There is nothing proprietary about the inch. It's 2.54 cm. We don't have a secret "reference inch" kept under lock and key that everyone else has to ape with reverse engineering or anything. And it's used with great success in more countries than just the U.S.


Why not just use centimeters directly like the rest of the world? I've started to get used to measurements here in the US, except for Fahrenheit. My trick is to mentally approximate using: 32+2*C.


I just remember 20C = 68F as an anchor point, then it's easy to jump in 5C/9F increments.


> And it's used with great success in more countries than just the U.S.

Myanmar and Liberia? https://en.wikipedia.org/wiki/Metric_system#/media/File:Metr...


Our friends in Canada and the UK aren't discussing display sizes in centimeters.


Not really out of choice, mind you.


I live in a metric country and screen sizes are in inches, the other measures have their metric size in parenthesis, I would googled the 9.4 inches high, but not the 9.7 screen.


That's two different stats, weight and thickness. There are no weird units or combination units in play.


Apple describe the screen size in inches and the thickness in millimetres. Those are both lengths. It's understandable, because inches don't really work for small sizes, but it's quite a good illustration of why metric is preferable.

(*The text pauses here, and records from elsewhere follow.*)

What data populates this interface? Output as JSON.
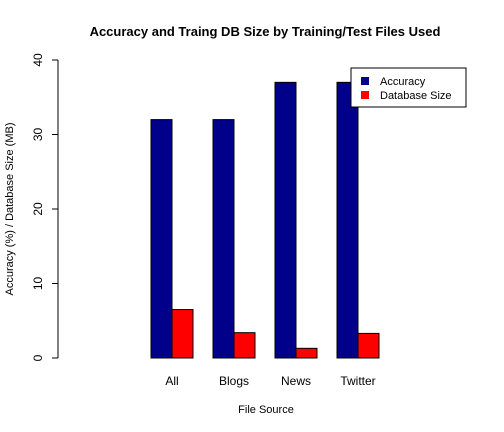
{
  "chart_data": {
    "type": "bar",
    "title": "Accuracy and Traing DB Size by Training/Test Files Used",
    "xlabel": "File Source",
    "ylabel": "Accuracy (%) / Database Size (MB)",
    "categories": [
      "All",
      "Blogs",
      "News",
      "Twitter"
    ],
    "series": [
      {
        "name": "Accuracy",
        "values": [
          32,
          32,
          37,
          37
        ],
        "color": "#00008B"
      },
      {
        "name": "Database Size",
        "values": [
          6.5,
          3.4,
          1.3,
          3.3
        ],
        "color": "#FF0000"
      }
    ],
    "ylim": [
      0,
      40
    ],
    "yticks": [
      0,
      10,
      20,
      30,
      40
    ],
    "grid": false,
    "legend_position": "top-right"
  }
}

> it's quite a good illustration of why metric is preferable

How so? You'd use cm for one and mm for the other, and there's no actual reason to convert between screen size and thickness so it doesn't matter if the conversion factor is 10 or 25.4


it doesn't matter if the conversion factor is 10 or 25.4

Most people can't easily multiply by 25.4 in their head. A lot of people can't even estimate to that level (which is a shame, because it's a useful skill, but still). Converting from centimetres to millimetres is much easier.


0 * easy is the same as 0 * hard. If you're not converting, the factor doesn't matter.


Inches are not proprietary; they are in the public domain.